Défense et trahison
de
Anne Perry
"Hester Latterly descendit du cab. Voiture légère à deux places, d'invention récente, c'était un moyen de locomotion bien moins cher qu'une grosse berline qu'on louait à la journée. Elle fouilla dans son réticule à la recherche de la somme exacte et, après avoir réglé la course, se dirigea d'un pas vif vers Regent's Park où les jonquilles s'épanouissaient dans leur éclat doré sur la terre sombre"
Londres, milieu du 19ème siècle: Hester Latterly a rendez-vous avec une de ses meilleures amies à Regent's Park. Or, celle-ci arrive très en retard. Il vient d'arriver un malheur dans sa famille: son frère, le général Carlyon est mort dans ce qui semble un accident domestique stupide. Il se serait empalé sur une arme, après une chute d'escalier.
Mais, très vite, la femme du général confesse son meurtre. La famille Carlyon décide de payer Oliver Rathbone, le célèbre avocat pour assurer sa défense.
Ce dernier, afin de sauver sa cliente, fait appel à William Monk, désormais détective privé.
Et l'enquête pour comprendre les raisons qui entourent cet assassinat débute...
Comme vous avez déjà eu l'occasion de vous en apercevoir, je suis devenue récemment très fan de William Monk. Je l'ai découvert grâce au challenge Anne Perry organisé par Syl.
Aussi, j'ai été ravie quand Syl a accepté de faire une lecture commune du troisème volume des aventures de cet enquêteur.
Cet opus m'a tout d'abord semblé très différent des deux précédents en raison de sa construction. En effet, dès le début, on sait qui est coupable. L'enquête, au lieu de mener au procès, va cette fois-ci l'accompagner.
L'aspect juridique revêt donc une importance primordiale. On assiste à tous les témoignages, aux retournements de situation... Cette manière d'appréhenher le crime et ses motifs n'est pas sans rappeler les films américains tels que Autopsie d'un meutre d'Otto Preminger où la majeure partie de l'action se déroule dans une salle d'audience. La tension monte, monte jusqu'au...verdict final.
Il en va de même pour ce roman. J'ai d'ailleurs vu quelque part qu'Anne Perry avait centré les aventures de Monk autour des tribunaux afin de plaire au lectorat américain. Cela annonce donc d'autres oeuvres construites sur ce modèle.
Et par conséquent, une plus grande importance accordée à Oliver Rathbone. J'apprécie de plus en plus ce personnage. Je le trouvais un peu trop sûr de lui dans le précédent tome. Au contraire dans celui-ci, il gagne en profondeur. Il montre ses failles devant sa cliente et devant Hester Latterly.
En effet, son "humanisation" s'accompagne d'un développement de ses sentiments pour l'infirmière. Ainsi, un trio que je ne qualifierai pas encore d'"amoureux" (Monk n'a pas pris conscience de son attachement) se met progressivement en place...
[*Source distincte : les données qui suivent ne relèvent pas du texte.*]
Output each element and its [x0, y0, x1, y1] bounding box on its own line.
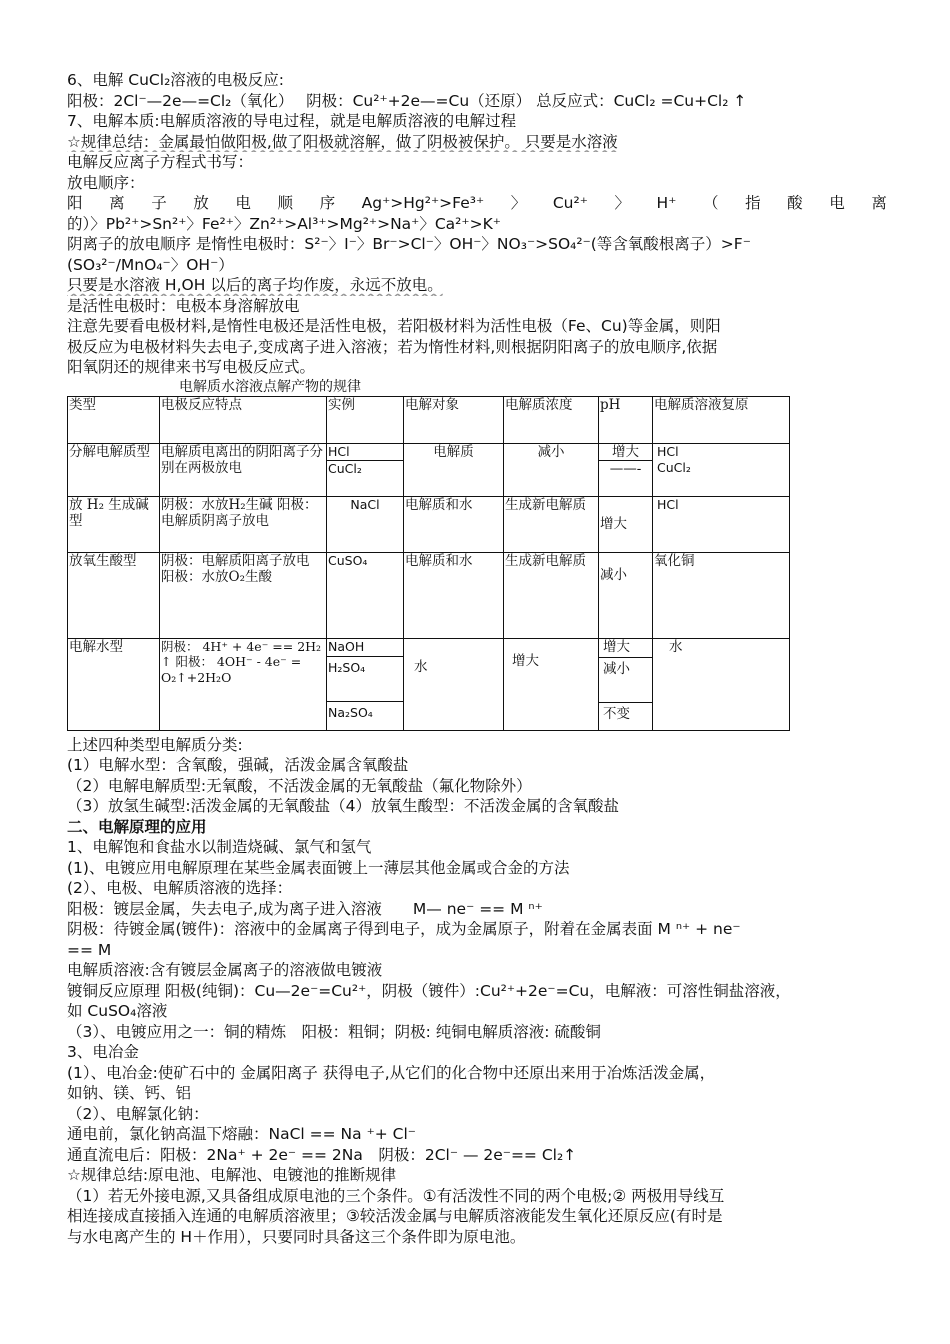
text-line-b25: 与水电离产生的 H＋作用），只要同时具备这三个条件即为原电池。 — [67, 1227, 526, 1246]
text-line-b23: （1）若无外接电源,又具备组成原电池的三个条件。①有活泼性不同的两个电极;② 两极用导线互 — [67, 1186, 725, 1205]
cell-ph: 增大 ——- — [599, 443, 653, 496]
table-row — [68, 443, 790, 496]
text-line-b16: 3、电冶金 — [67, 1043, 139, 1061]
text-line-12: 是活性电极时：电极本身溶解放电 — [67, 296, 300, 315]
header-restore: 电解质溶液复原 — [653, 396, 790, 443]
cell-conc: 增大 — [504, 638, 599, 730]
text-line-b22: ☆规律总结:原电池、电解池、电镀池的推断规律 — [67, 1166, 397, 1184]
note-no-discharge: 只要是水溶液 H,OH 以后的离子均作废，永远不放电。 — [67, 276, 443, 294]
table-title: 电解质水溶液点解产物的规律 — [179, 378, 361, 395]
text-line-13: 注意先要看电极材料,是惰性电极还是活性电极，若阳极材料为活性电极（Fe、Cu)等金属，则阳 — [67, 317, 721, 335]
text-line-11 — [67, 275, 887, 296]
text-line-b15: （3）、电镀应用之一：铜的精炼 阳极：粗铜；阴极: 纯铜电解质溶液: 硫酸铜 — [67, 1022, 601, 1041]
cell-feature: 阴极： 4H⁺ + 4e⁻ == 2H₂ ↑ 阳极： 4OH⁻ - 4e⁻ = O₂↑+2H₂O — [160, 638, 327, 730]
text-line-1: 6、电解 CuCl₂溶液的电极反应: — [67, 71, 285, 89]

C'est là justement une des forces d'Anne Perry: nous rendre attachants ses protagonistes. De livre en livre, on a envie de les voir évoluer, se rapprocher...Et tout semble crédible.
Bien entendu, l'autre force de la plume de cette écrivaine tient à son talent de reconstitution. Comme dans Un étranger dans le miroir et Un deuil dangereux , elle parvient à nous plonger dans le Londres victorien. Sont évoqués la condition des femmes, la vie dans les intérieurs nobles, la guerre de Crimée et ses conséquences, l'importance des apparences...
J'aimerais enfin aborder la question de l'enquête. Je me suis assez vite doutée de la nature des motivations de la criminelle. Même si je ne mesurais pas l'ampleur du drame...Je n'en dirai pas plus de peur de trop en dévoiler...
Bref, vous l'aurez compris: j'ai bien aimé cette aventure de William Monk . Mais elle m'a moins plu que les précédentes. Certes, le souci de reconstitution et d'approfondissement des interactions des personnages m'a fait passer un très bon moment. Mais la construction autour du procès et le nombre important de scènes d'audience m'ont moins convaincue. J'attends de voir si Anne Perry réutilisera ce procédé...
Voici le billet de Syl.
Editions 10/18, 2001, 8,80 €, 416 pages
Lu dans le cadre d'une lecture commune avec Syl, du challenge Anne Perry, du challenge du Polar historique et du challenge Victorien.